Uruguay, radicalización de la violencia – Por Gabriel Tenenbaum
Los conceptos vertidos en esta sección no reflejan necesariamente la línea editorial de NODAL. Consideramos importante que se conozcan porque contribuyen a tener una visión integral de la región.
Uruguay, radicalización de la violencia
* Gabriel Tenenbaum
El primer homicidio, el asesinato, viene en aumento en Uruguay. De acuerdo a los datos oficiales, 2012, 2018 y 2022 presentan los saltos de crecimiento de la tasa de homicidios cada 100 mil habitantes más significativos en lo que va del siglo. Es el indicador a considerar en cualquier discusión seria sobre la evolución de este delito.
Cualquier debate sensato sobre el primer homicidio debería manejar datos en series de tiempo (curvas, tendencias) y no comparaciones fotográficas (mes con mes, semestre con semestre) y también debería manejar unidades temporales más cortas (días, meses) de las que se suelen comunicar (trimestres, semestres).
Pero la tasa de homicidio no es el único indicador a considerar en esta discusión. Las personas con causa de muerte indeterminada
–mal llamada muerte dudosa, como si no se pudiera constatar la certeza del fallecimiento–, las desapariciones de personas y las muertes por legítima defensa (civil y policial) son otros indicadores necesarios para entender que el dato estadístico sobre el primer homicidio es una construcción metodológica y burocrática, y no un reflejo auténtico de la realidad.
El problema de los homicidios se complejiza más si se consideran los milagros, el azar o la mala puntería. El intento de primer homicidio es otro indicador a considerar, pero tiene problemas de registro cuando se trata de enfrentamientos entre grupos delictivos. A menudo, los sobrevivientes no denuncian los hechos en los que resultaron heridos porque ellos mismos están implicados en el crimen. En estos casos, el Estado no representa la figura del tercero imparcial que ejerce justicia; más bien se percibe lo contrario.
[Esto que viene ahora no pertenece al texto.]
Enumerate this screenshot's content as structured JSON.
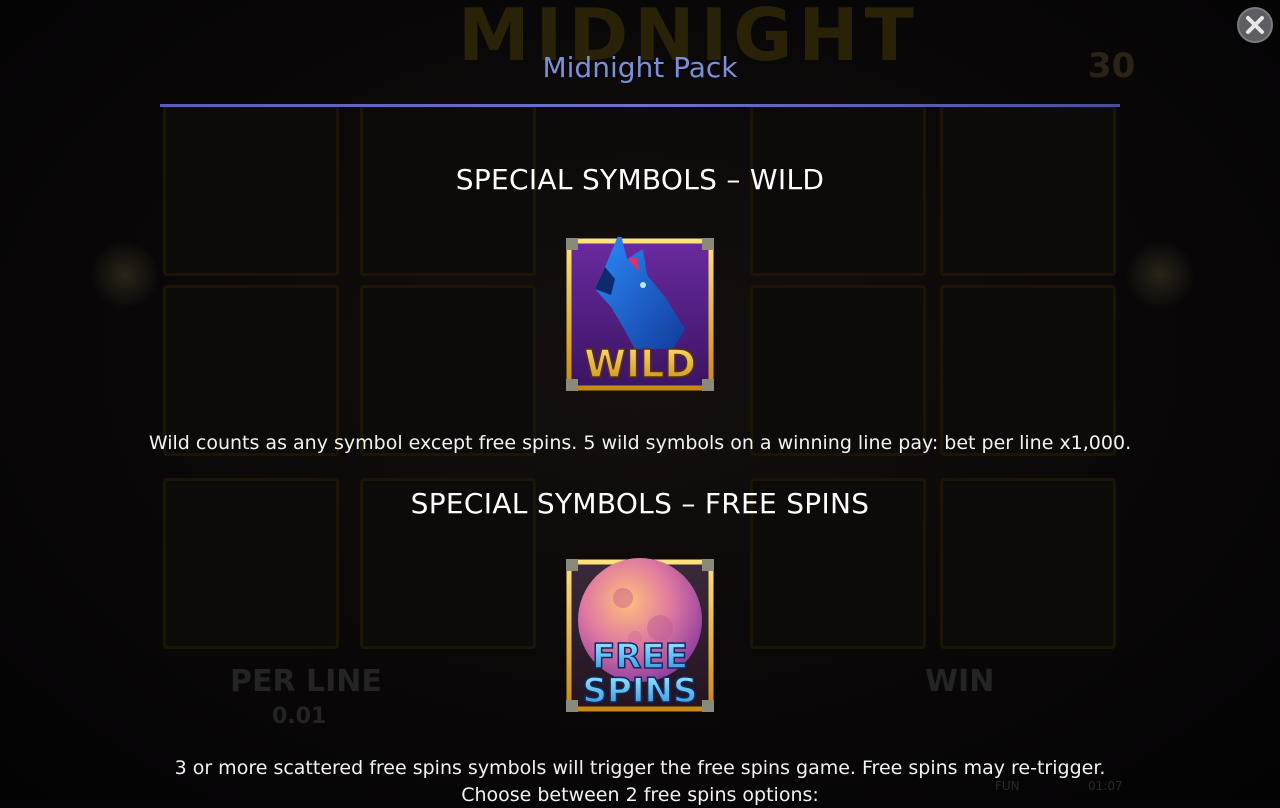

Según datos oficiales, más de la mitad de los primeros homicidios en el país tiene motivos asociados al conflicto entre organizaciones criminales dedicadas al tráfico de las drogas ilegales. Esta tendencia se fue fortaleciendo año a año durante la última década. El ensanchamiento del mercado de las drogas ilegales en el país, la proliferación de distribuidores y semiorganizaciones locales, la parcial «gobernanza» criminal en territorios concretos y la incapacidad en la gestión de la seguridad del Ministerio del Interior son parte del contexto explicativo (no los factores explicativos) del aumento de los homicidios.
En paralelo, se observa un efecto de desplazamiento entre delitos de distinta naturaleza: el actor racional que cometía delitos contra la propiedad (rapiñas y hurtos) se traslada hacia el mercado ilícito de las drogas motivado por las ganancias diferenciales y los costos semejantes que reportan unos y otros delitos. Esta hipótesis, que explicaría, en parte, la caída de las denuncias de hurtos y rapiñas, no cuenta con evidencia contundente, pero observaciones aisladas e indicadores indirectos permiten plantear tentativamente la proposición. Llamativamente, el Ministerio del Interior de la última década no comunica los delitos comprendidos en la Ley de Estupefacientes, a pesar de ser uno de los principales problemas de la criminalidad que estamos teniendo en el país.
Atención, en el escenario presentado, aunque parezca contraintuitivo, la demanda de drogas ilegales local no se modificó, aunque algunos intentan instalar la idea contraria. La evidencia disponible muestra que la oferta de sustancias psicoactivas dirigida a los jóvenes (cocaína, pasta base, éxtasis, metanfetaminas, etcétera) es relativamente constante entre 2014 y 2021.1 ¿Hace falta más investigación? Sí, claro. Pero la información disponible no permite pensar en un aumento de la oferta de drogas ilegales para satisfacer la demanda local. Por el momento, el país está muy lejos de Cracolandia. El gran problema nacional es otro, es el almacenamiento temporal y el trasiego de sustancias psicoactivas con fines de exportación por, básicamente, el Puerto de Montevideo. El primer informe global sobre cocaína de la Oficina de las Naciones Unidas contra la Droga y el Delito lo dejó en evidencia, aunque ya lo sabíamos. No obstante, cuando se trata del puerto, los silencios aturden y la timidez se apodera de los verborrágicos.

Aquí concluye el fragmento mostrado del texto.